Thursday, March 7, 2013

Today's Tip: Easy, Healthy & Hearty Shrimp Gumbo

Even though it's March and spring is right around the corner, the chilly nights still put me in the mood for a nice warm soup for supper.  My kids love shrimp, and this easy shrimp gumbo recipe is always a hit around here.  Try it and let me know what you think!

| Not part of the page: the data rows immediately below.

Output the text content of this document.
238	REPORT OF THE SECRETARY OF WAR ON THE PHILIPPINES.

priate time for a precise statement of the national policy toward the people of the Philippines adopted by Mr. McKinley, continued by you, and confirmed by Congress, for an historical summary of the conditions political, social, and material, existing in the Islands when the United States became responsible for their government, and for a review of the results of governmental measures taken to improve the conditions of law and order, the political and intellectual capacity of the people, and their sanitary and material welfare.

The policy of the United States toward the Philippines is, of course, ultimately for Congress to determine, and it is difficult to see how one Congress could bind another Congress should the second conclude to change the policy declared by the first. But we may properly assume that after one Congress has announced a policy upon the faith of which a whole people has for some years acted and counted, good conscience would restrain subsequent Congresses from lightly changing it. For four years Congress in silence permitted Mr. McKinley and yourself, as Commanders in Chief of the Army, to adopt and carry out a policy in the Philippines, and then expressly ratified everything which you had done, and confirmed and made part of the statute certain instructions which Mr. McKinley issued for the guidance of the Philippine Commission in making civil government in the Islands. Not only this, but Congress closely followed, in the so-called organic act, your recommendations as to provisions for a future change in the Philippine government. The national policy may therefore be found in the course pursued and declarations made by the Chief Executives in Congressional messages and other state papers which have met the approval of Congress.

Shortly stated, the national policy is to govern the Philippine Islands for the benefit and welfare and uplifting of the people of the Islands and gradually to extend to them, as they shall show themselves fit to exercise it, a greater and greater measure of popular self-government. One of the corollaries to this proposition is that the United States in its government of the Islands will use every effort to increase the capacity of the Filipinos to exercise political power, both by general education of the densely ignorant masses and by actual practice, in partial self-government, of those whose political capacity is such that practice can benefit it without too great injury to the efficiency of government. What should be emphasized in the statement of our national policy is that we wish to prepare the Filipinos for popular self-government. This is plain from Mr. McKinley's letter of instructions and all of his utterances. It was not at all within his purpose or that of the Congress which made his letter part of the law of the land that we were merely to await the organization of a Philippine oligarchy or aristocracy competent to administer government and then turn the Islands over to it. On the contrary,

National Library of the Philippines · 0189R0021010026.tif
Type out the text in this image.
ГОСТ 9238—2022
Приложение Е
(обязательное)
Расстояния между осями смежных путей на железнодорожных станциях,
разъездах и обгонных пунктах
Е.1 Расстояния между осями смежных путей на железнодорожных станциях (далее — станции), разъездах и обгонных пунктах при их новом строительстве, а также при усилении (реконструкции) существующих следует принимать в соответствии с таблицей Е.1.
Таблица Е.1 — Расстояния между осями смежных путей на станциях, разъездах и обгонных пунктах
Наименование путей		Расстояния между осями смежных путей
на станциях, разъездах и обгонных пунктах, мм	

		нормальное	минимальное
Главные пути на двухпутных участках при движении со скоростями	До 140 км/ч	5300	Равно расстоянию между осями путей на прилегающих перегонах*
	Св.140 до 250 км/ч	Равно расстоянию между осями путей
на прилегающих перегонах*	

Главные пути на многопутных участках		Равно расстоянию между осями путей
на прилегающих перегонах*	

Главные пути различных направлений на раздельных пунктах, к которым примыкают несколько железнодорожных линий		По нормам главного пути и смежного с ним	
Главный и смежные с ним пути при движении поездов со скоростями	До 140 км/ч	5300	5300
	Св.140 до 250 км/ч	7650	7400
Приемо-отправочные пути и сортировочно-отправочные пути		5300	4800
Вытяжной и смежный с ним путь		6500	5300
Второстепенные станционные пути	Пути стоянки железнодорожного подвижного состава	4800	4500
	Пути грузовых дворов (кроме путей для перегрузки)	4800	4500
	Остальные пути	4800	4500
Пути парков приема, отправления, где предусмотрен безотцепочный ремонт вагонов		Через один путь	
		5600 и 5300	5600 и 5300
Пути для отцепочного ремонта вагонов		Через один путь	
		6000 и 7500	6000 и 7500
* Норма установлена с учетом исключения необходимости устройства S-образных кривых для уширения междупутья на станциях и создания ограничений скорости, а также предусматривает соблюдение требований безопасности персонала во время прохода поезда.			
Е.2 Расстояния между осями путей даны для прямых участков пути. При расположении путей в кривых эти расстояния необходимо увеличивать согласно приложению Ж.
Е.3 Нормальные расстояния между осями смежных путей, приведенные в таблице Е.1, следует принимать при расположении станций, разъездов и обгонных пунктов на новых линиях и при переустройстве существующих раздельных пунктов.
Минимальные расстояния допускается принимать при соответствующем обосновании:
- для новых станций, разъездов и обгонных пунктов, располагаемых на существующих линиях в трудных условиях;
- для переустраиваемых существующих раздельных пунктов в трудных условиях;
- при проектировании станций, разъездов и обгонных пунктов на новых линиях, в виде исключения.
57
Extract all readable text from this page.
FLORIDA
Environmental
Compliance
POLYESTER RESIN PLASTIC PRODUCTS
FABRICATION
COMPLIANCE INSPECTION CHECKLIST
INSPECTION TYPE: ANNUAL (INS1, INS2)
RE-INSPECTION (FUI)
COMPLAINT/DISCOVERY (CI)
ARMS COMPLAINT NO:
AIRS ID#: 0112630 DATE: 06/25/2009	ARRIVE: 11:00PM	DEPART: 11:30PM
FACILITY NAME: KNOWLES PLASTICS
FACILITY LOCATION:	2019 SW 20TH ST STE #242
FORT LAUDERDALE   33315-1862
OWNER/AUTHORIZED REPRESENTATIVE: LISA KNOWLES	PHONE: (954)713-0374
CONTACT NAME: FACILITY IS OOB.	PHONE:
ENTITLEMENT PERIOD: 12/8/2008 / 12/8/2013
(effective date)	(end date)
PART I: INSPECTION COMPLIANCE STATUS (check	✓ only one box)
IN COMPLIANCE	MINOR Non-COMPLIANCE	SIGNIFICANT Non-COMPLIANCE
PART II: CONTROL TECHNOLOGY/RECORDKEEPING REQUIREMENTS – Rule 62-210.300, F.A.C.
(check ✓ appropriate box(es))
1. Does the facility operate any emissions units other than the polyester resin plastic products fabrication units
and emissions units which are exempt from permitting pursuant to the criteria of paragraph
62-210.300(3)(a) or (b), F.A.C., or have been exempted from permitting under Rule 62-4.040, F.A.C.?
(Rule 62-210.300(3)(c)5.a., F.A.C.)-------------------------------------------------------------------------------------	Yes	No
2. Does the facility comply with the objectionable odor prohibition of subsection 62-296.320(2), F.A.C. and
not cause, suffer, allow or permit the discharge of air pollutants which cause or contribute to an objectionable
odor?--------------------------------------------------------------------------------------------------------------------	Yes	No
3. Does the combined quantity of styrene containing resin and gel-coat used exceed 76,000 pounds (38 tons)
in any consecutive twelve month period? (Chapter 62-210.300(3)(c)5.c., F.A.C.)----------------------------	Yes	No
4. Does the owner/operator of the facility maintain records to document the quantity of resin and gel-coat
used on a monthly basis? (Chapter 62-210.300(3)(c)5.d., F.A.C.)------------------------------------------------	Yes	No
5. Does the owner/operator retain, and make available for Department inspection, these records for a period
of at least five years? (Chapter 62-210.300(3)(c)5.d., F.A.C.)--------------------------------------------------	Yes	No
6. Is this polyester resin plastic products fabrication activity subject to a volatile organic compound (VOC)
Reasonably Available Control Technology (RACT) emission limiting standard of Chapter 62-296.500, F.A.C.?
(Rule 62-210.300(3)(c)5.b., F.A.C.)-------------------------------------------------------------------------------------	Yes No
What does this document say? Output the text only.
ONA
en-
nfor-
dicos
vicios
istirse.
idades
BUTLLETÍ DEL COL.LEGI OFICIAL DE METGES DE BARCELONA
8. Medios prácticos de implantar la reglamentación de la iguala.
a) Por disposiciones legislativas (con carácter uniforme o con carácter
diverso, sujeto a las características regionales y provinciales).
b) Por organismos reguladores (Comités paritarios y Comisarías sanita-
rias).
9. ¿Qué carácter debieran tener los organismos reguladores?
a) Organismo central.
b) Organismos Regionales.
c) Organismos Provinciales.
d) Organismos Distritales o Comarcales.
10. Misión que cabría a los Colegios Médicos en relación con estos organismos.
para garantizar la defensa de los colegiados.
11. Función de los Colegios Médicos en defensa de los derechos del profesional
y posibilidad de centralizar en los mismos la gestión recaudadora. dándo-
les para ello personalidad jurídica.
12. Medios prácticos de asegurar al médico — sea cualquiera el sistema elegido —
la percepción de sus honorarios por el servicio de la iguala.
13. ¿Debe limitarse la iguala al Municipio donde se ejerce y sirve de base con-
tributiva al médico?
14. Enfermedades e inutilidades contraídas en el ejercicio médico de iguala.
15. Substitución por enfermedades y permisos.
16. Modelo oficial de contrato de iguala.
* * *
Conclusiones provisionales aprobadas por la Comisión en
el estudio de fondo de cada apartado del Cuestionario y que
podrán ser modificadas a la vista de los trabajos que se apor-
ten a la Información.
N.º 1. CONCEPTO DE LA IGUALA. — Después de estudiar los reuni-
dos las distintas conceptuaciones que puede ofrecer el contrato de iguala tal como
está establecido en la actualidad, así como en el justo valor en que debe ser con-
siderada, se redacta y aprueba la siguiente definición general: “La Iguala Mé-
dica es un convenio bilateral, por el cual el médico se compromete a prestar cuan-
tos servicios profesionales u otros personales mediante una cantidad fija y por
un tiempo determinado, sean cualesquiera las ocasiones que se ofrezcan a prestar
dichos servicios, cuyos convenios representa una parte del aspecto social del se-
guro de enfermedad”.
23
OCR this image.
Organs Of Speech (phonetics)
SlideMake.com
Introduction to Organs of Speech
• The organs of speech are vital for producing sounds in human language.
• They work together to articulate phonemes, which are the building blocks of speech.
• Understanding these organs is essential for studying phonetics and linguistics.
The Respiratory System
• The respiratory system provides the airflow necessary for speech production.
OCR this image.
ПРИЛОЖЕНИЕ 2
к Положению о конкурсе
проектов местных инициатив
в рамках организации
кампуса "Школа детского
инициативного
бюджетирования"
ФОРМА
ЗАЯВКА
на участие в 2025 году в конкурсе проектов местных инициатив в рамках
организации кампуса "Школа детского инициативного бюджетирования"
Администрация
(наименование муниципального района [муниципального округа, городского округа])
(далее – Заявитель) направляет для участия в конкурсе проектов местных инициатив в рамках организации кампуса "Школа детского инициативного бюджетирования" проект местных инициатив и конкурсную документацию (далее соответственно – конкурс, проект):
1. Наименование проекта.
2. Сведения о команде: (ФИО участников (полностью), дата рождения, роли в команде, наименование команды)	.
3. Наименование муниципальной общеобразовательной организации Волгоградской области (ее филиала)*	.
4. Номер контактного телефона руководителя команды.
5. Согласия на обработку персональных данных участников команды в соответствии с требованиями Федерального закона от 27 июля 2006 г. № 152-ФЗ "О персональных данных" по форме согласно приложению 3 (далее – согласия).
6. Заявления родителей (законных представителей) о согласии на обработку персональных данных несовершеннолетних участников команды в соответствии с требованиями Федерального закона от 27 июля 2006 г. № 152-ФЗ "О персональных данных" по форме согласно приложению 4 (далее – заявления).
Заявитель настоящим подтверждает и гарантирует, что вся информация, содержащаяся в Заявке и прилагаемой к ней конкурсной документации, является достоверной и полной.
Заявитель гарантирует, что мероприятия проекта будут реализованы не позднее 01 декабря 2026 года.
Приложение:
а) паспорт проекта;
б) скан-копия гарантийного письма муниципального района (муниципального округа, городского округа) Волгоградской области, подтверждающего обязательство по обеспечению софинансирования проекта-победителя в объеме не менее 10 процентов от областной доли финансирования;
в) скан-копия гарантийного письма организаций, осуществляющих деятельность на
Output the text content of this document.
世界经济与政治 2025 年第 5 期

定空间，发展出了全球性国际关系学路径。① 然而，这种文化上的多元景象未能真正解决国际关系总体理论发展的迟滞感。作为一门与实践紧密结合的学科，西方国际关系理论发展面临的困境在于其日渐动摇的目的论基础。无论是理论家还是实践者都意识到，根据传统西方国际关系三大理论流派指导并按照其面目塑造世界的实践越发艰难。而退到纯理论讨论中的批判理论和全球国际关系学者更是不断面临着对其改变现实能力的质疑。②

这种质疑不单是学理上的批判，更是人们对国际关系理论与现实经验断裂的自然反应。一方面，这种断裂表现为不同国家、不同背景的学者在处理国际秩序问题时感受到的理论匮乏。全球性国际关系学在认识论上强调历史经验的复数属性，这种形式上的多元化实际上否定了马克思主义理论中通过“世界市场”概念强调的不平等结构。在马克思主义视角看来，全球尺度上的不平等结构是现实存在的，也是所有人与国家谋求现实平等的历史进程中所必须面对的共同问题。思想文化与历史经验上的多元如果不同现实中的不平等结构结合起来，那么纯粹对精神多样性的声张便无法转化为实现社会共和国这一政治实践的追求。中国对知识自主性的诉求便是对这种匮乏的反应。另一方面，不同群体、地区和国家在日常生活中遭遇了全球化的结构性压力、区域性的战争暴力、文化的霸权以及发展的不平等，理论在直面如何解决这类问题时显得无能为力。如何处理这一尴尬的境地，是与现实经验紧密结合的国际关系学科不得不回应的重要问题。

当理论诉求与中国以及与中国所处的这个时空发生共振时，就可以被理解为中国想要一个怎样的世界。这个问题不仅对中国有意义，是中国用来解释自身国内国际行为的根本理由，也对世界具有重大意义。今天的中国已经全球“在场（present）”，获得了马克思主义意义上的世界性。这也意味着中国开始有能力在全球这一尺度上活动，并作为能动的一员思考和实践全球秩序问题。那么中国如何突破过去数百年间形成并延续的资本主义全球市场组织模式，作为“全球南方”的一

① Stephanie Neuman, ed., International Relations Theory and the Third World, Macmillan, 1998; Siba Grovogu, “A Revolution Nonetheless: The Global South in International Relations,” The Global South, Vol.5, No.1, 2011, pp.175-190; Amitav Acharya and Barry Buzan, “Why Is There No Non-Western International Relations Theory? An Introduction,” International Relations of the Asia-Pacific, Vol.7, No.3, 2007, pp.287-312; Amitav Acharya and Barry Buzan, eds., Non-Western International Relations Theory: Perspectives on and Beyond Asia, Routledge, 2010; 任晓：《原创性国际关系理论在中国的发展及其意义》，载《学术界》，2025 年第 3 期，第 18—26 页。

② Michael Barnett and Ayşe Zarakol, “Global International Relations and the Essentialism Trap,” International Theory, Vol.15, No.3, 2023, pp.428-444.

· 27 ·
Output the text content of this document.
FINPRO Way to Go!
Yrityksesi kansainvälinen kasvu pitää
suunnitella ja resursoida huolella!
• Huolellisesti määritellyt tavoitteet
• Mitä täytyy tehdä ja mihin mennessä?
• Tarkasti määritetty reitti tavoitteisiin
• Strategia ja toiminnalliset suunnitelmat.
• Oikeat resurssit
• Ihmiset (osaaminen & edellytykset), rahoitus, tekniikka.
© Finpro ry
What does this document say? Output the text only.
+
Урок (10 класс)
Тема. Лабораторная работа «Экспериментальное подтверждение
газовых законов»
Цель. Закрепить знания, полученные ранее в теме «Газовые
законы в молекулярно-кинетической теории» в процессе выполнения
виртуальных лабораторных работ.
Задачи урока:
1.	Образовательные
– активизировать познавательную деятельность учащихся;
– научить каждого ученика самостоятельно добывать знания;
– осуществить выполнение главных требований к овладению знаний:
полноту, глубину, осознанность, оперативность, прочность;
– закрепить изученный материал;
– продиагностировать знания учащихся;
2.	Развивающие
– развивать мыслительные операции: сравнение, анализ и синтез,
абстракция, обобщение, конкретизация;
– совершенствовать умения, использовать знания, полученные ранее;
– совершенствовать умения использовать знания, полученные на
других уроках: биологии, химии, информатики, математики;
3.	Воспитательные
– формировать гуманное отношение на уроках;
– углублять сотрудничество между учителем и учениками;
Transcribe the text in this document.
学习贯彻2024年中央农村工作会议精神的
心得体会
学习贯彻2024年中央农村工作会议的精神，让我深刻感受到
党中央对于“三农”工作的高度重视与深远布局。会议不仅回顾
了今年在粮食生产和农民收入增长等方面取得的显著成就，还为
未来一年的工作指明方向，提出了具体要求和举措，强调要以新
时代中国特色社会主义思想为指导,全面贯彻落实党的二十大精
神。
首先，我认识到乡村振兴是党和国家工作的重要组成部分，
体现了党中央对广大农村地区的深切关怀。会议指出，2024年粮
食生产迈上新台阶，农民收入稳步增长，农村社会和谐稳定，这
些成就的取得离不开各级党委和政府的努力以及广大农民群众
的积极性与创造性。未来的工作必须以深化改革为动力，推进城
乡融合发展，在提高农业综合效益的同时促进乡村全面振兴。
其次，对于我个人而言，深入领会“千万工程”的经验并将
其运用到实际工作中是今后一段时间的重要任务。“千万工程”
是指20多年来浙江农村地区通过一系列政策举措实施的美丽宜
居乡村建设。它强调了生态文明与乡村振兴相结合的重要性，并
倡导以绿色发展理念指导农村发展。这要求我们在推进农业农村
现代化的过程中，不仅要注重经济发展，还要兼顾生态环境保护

Hearty Healthy Shrimp Gumbo
Prep Time: 20 mins Total Time: 1 hrs 20 mins Servings: 6

Ingredients

    • 2 tablespoons all-purpose flour
    • 2 teaspoons olive oil
    • 1 medium onions, chopped
    • 1 medium green bell peppers, chopped
    • 1 -1 ½ medium celery ribs, sliced
    • 14 ½ ounces diced tomatoes, undrained
    • 10 ounces frozen sliced okra, thawed ( about 2 cups)
    • 2 bay leaves
    • 1 tablespoon Worcestershire sauce
    • 1 teaspoon sugar
    • ¾ teaspoon dried thyme, crumbled
    • 10 1/2oz canned fat-free low-sodium chicken broth
    • 1 lb fresh shrimp or 1 lb frozen peeled medium raw shrimp, thawed if frozen
    • 2 teaspoons olive oil
    • ¾ teaspoon salt
    • ¼ teaspoon red hot pepper sauce
    • 1 cup regular or instant brown rice

Directions

  1. Prepare the rice according to the package directions (may also use bulgur wheat).
  2. Heat a Dutch oven over medium heat. Cook the flour for 1-2 minutes or until beginning to turn off-white, stirring constantly. Do not overcook. Transfer to a plate.
  3. Add 2 teaspoons oil to the pot and swirl to coat the bottom. Cook the onion, bell pepper, and celery for 5 minutes, stirring frequently.
  4. Stir in the undrained tomatoes, okra, broth, bay leaves, Worcestershire sauce, sugar, & thyme.
  5. In a jar with a tight-fitting lid, combine the remaining broth and the reserved flour. Cover and shake until completely blended.
  6. Stir into the tomato mixture and bring to a boil over high heat. Reduce the heat and simmer, covered, for 25 minutes, or until the okra is very tender and the mixture has thickened, stirring frequently.
  7. Stir in the shrimp & cook, covered, for 5 minutes, or until the shrimp turn pink. Remove from heat & stir in the olive oil, salt, and hot pepper sauce. Let stand for at least 15 minutes. Discard the bay leaves.
  8. To serve, spoon the rice into soup bowls. Ladle the gumbo over the rice & enjoy!